We had the only dessert on the menu: berries in sweetened milk, if memory serves, then said goodbye to everyone and headed for the Ecco store on the Stroeget, the pedestrianized shopping street that leads from downtown to Nyhavn--we had walked it three years ago.  Mary Joy got her new sandals and we took the Metro back to the airport.  At first, we went to the wrong baggage-locker area--I hadn't paid close enough attention to my research sources to realize that there were two, in the two adjoining entrances to the P4 parking ramp.  Mary Joy, however, was sharp enough to notice immediately that the locker I thought was ours was numbered "2-6" and not "3-6."  We went to the correct machine, inserted our Visa card and, after an anxious moment, the locker popped open with a click.

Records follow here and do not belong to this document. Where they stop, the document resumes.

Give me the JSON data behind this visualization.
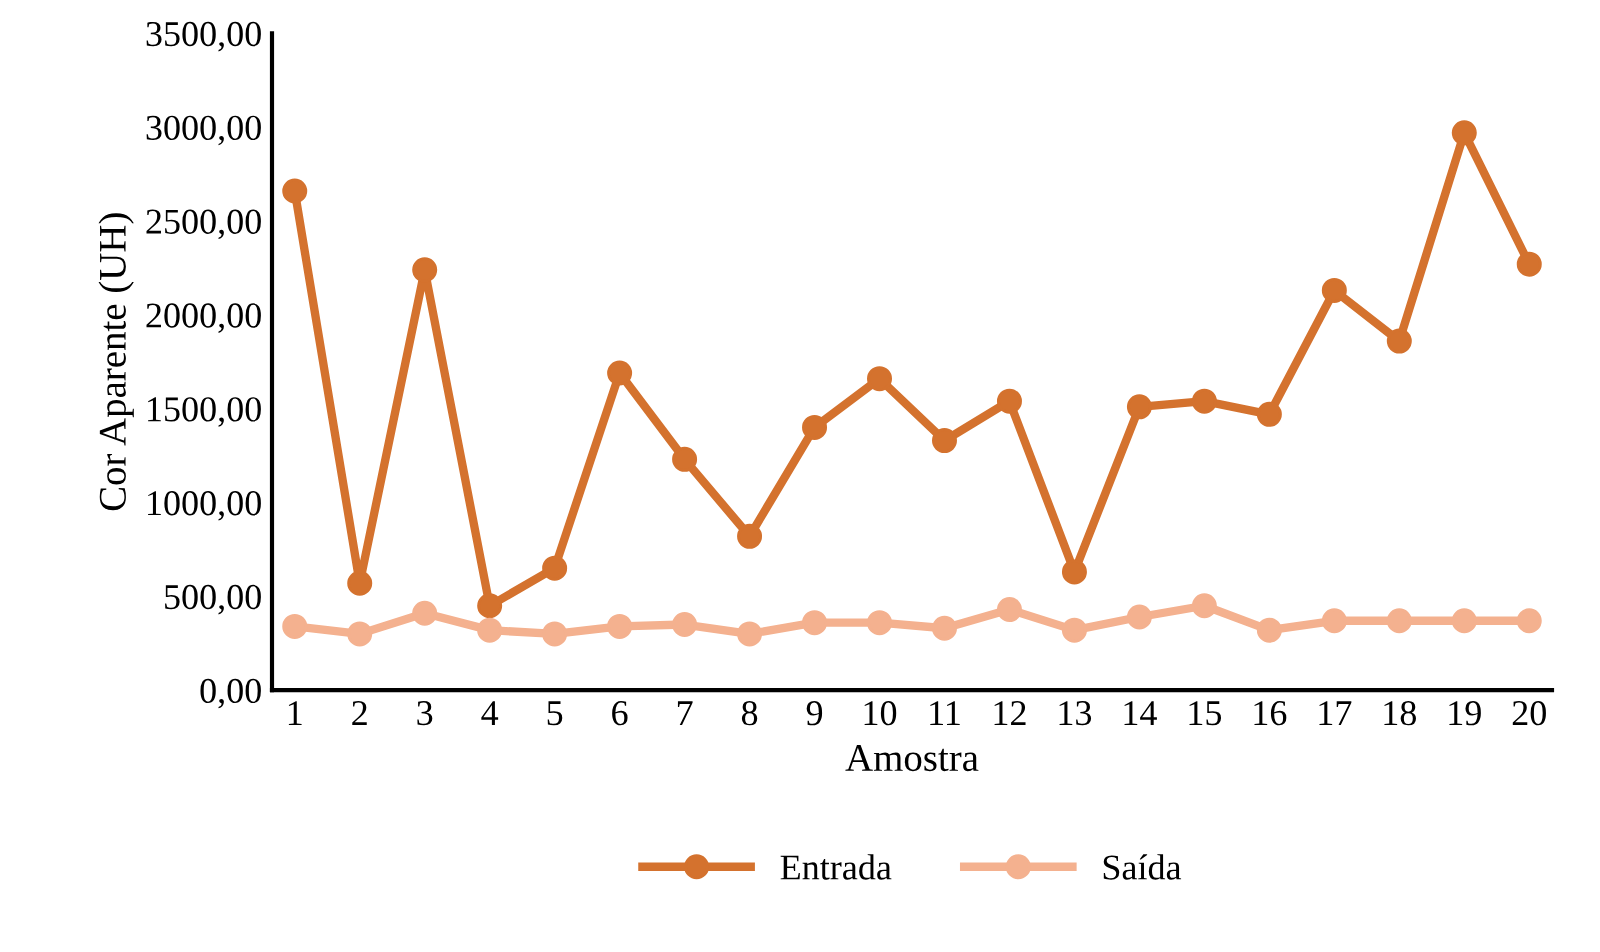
{
  "chart_data": {
    "type": "line",
    "xlabel": "Amostra",
    "ylabel": "Cor Aparente (UH)",
    "categories": [
      "1",
      "2",
      "3",
      "4",
      "5",
      "6",
      "7",
      "8",
      "9",
      "10",
      "11",
      "12",
      "13",
      "14",
      "15",
      "16",
      "17",
      "18",
      "19",
      "20"
    ],
    "series": [
      {
        "name": "Entrada",
        "color": "#d4722e",
        "values": [
          2660,
          570,
          2240,
          450,
          650,
          1690,
          1230,
          820,
          1400,
          1660,
          1330,
          1540,
          630,
          1510,
          1540,
          1470,
          2130,
          1860,
          2970,
          2270
        ]
      },
      {
        "name": "Saída",
        "color": "#f4b18f",
        "values": [
          340,
          300,
          410,
          320,
          300,
          340,
          350,
          300,
          360,
          360,
          330,
          430,
          320,
          390,
          450,
          320,
          370,
          370,
          370,
          370
        ]
      }
    ],
    "ylim": [
      0,
      3500
    ],
    "yticks": [
      {
        "value": 0,
        "label": "0,00"
      },
      {
        "value": 500,
        "label": "500,00"
      },
      {
        "value": 1000,
        "label": "1000,00"
      },
      {
        "value": 1500,
        "label": "1500,00"
      },
      {
        "value": 2000,
        "label": "2000,00"
      },
      {
        "value": 2500,
        "label": "2500,00"
      },
      {
        "value": 3000,
        "label": "3000,00"
      },
      {
        "value": 3500,
        "label": "3500,00"
      }
    ],
    "marker": "circle",
    "line_style": "solid",
    "grid": false,
    "legend": "bottom"
  }
}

Since it was now two hours until our flight, EasyJet was accepting luggage checked for it.  They no longer do personal check-ins at the airport.  You have to check yourselves in from home, online,  but, unlike most other airlines, rather than only allowing online check-ins within 24 hours of the flight, EasyJet allows you to check in and print your boarding passes up to 30 days in advance, which I had done back home.  When I had bought the tickets, knowing that we were going to check bags, I had paid for that at the same time (cheaper).

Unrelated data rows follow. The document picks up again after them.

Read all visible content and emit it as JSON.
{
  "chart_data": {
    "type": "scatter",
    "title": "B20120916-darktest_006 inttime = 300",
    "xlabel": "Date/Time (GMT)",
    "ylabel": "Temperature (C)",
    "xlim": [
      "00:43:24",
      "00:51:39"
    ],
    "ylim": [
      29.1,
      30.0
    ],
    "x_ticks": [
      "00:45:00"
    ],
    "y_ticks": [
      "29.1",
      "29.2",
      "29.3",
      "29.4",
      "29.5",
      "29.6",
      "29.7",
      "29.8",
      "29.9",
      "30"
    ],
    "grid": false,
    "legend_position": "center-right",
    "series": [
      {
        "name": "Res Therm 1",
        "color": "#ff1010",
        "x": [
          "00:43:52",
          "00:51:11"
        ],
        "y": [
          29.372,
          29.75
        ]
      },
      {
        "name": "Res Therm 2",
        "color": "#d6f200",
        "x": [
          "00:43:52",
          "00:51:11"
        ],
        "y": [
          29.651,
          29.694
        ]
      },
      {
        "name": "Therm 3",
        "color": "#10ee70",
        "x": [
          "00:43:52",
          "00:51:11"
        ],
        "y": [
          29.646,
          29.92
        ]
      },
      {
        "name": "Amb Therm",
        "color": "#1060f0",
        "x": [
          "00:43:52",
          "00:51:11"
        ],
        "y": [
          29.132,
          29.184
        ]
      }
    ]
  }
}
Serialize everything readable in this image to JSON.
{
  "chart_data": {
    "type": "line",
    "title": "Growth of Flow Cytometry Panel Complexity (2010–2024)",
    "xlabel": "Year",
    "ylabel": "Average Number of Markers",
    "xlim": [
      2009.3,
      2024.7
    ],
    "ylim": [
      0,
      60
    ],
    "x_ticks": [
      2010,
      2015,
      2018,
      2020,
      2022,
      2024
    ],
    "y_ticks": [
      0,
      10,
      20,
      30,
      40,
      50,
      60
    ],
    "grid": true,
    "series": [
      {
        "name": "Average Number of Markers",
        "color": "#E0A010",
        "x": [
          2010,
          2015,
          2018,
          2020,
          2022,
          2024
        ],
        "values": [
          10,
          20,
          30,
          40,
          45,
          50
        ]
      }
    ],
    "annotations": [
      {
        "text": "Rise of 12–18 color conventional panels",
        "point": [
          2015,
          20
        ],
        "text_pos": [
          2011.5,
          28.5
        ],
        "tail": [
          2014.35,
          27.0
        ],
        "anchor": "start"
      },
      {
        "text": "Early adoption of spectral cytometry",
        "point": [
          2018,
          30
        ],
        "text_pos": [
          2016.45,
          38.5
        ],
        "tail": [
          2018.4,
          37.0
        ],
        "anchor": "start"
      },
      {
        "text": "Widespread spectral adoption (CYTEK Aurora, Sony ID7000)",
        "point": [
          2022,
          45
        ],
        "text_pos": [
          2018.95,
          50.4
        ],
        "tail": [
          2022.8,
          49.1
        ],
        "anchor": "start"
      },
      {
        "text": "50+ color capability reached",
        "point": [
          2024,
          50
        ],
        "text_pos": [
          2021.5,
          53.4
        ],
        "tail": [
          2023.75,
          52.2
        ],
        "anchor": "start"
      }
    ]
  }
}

After handing in our bags, we went to the desk for VAT refunds, to turn in the form that we had been given at the Ecco store, in order to get a refund of the Value Added Tax, since we were giving these Danish sandals a new home in America.  Then we went through security, passed the gauntlet of duty-free temptations and walked to EasyJet's F concourse at the far, far end of the Terminal 2 gates.  The way is so far and so desolate that toward the end they start putting remaining walking times on the floor, so you can count down the half-minutes to your arrival in the promised land of concourse F, or even compare whether your walking speed is faster than their prediction.

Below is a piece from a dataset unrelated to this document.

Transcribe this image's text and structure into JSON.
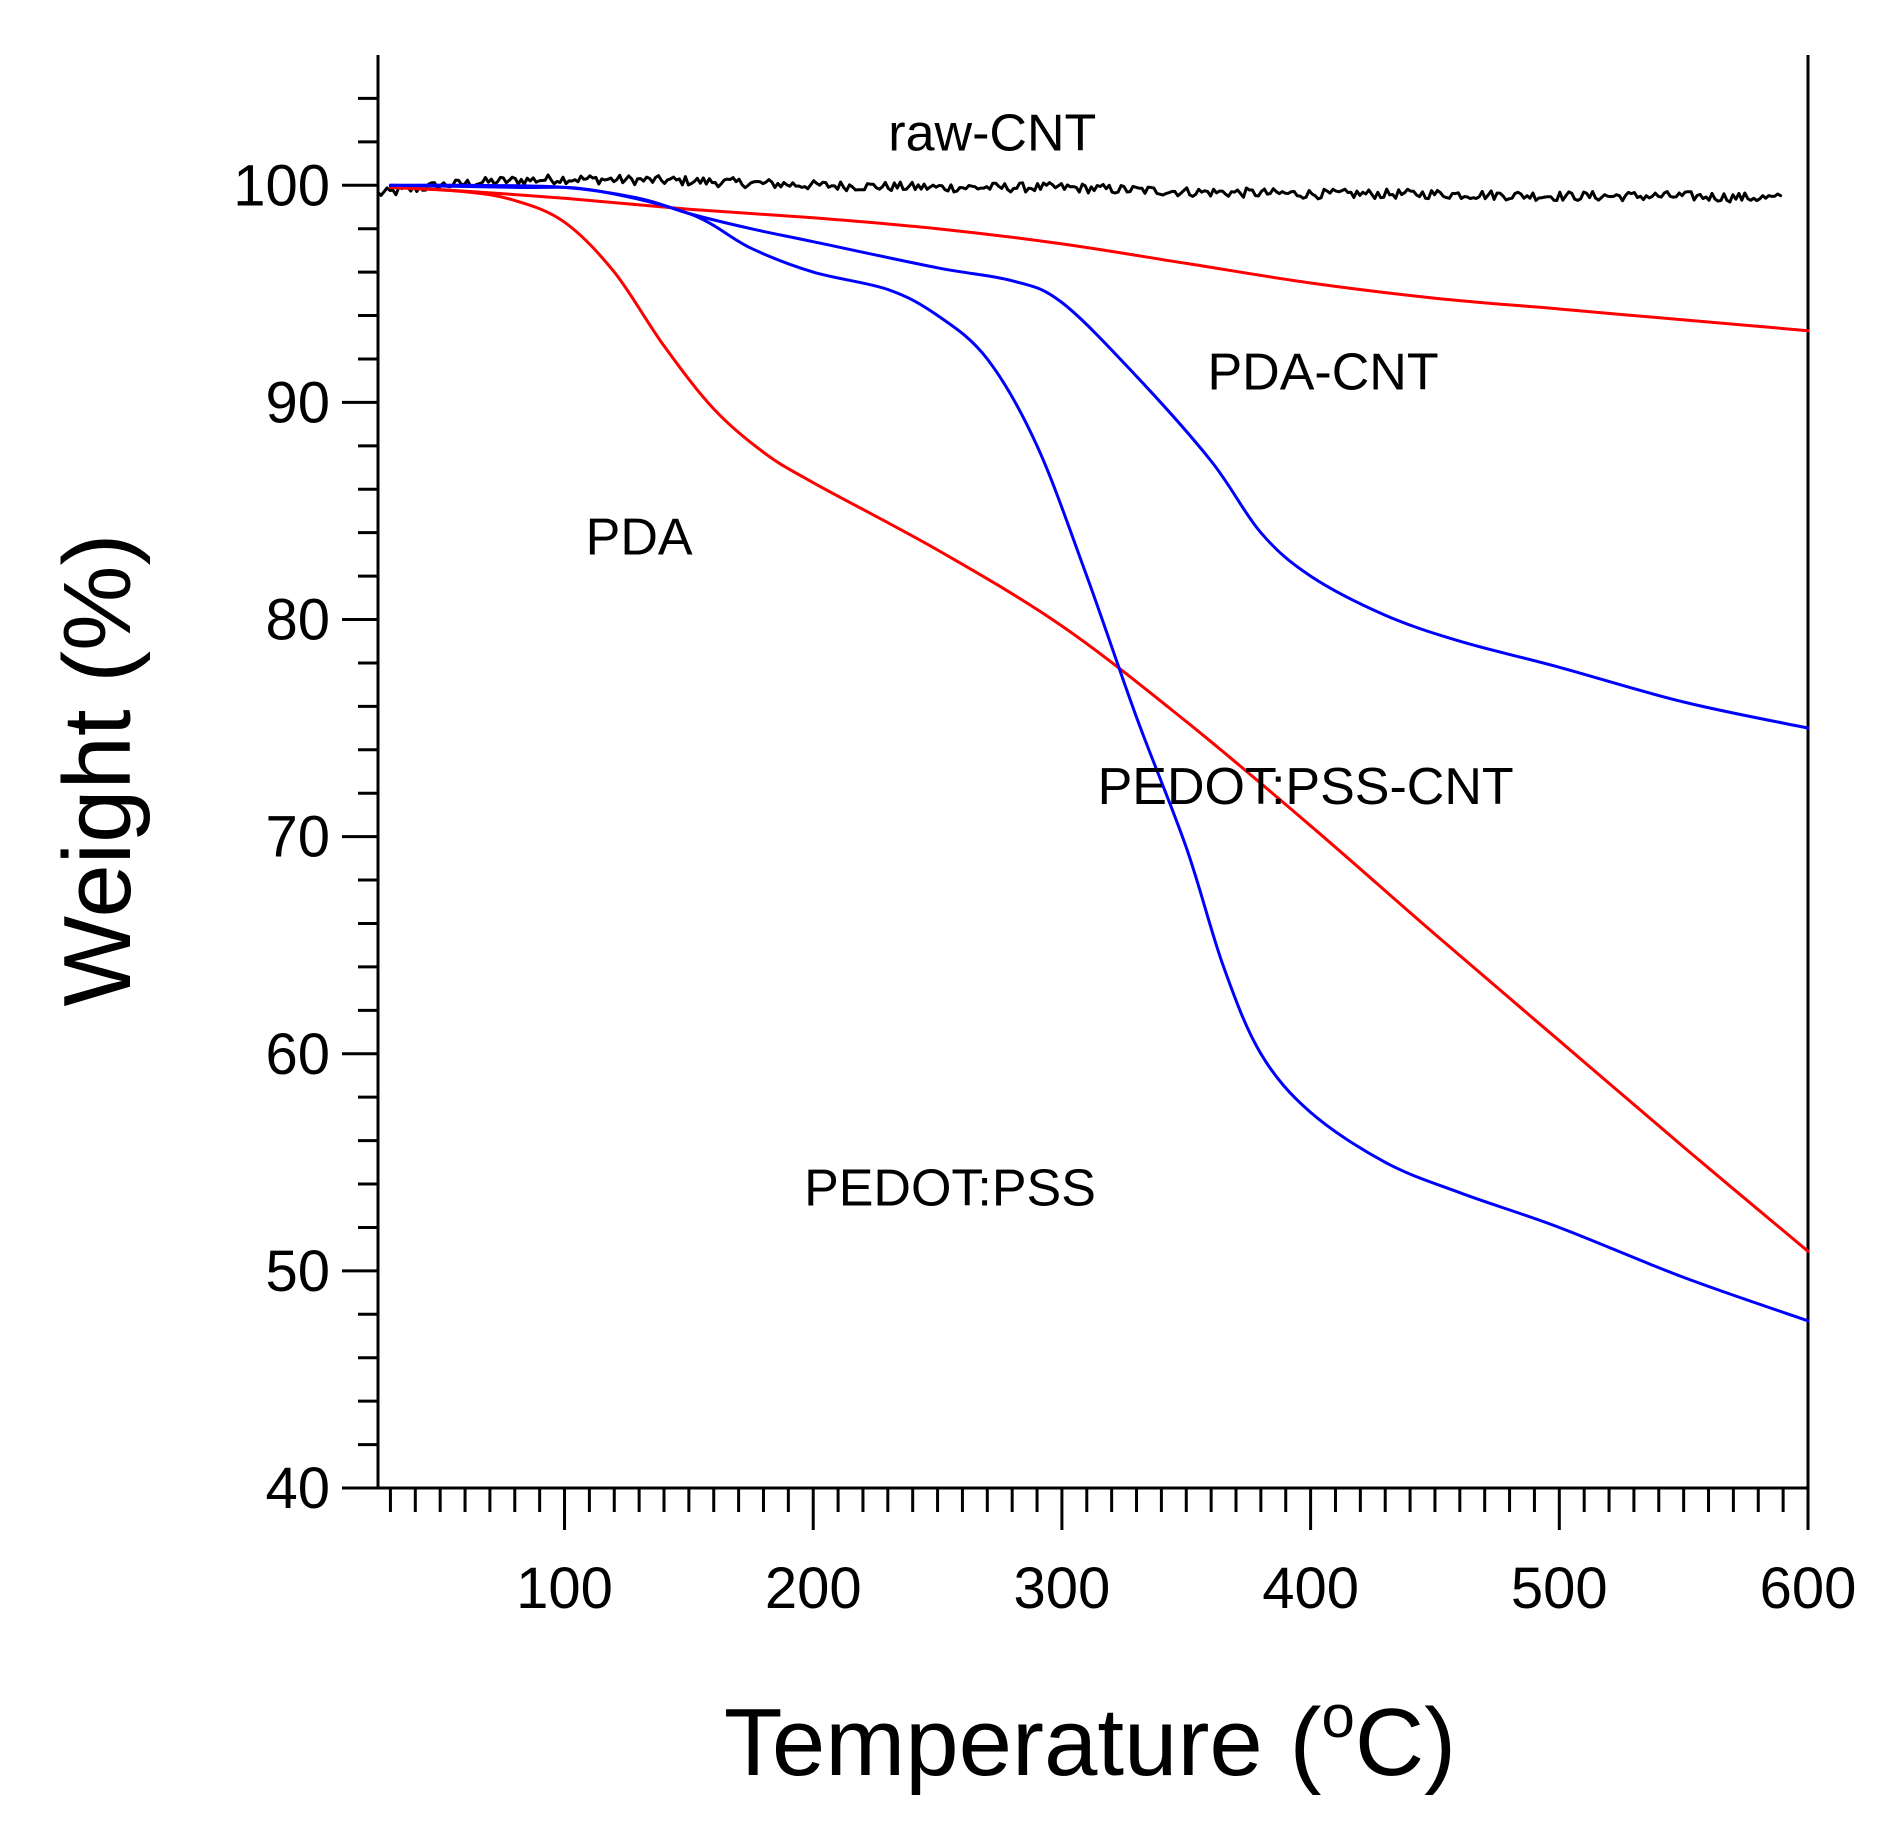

EasyJet has changed its boarding and seating procedures.  It used to be that there was no assigned seating and you grabbed whatever available seat you wanted when you boarded the plane, but EasyJet has now come to the realization that they can charge passengers for choosing particular seats, holding over them the threat that if they allow the airline to choose their seats for them, something dreadful might happen--maybe John Smith in 1A and Jane Smith in 29F.  We were willing to risk that rather than pay extra, and while we didn't get our preferred setup (we were aisle-middle instead of middle-window), that was okay.

The one-and-three-quarter hour flight to Basel went well, though nothing  on EasyJet is free, not even water, so since Mary Joy was very thirsty, she bought a little bottle of water for two euros.

Toward the end of the flight I noticed that the young woman sitting in front of Mary Joy was sketching a portrait of a young, bearded man across the aisle, who, oblivious to everything, was engrossed in his German news magazine.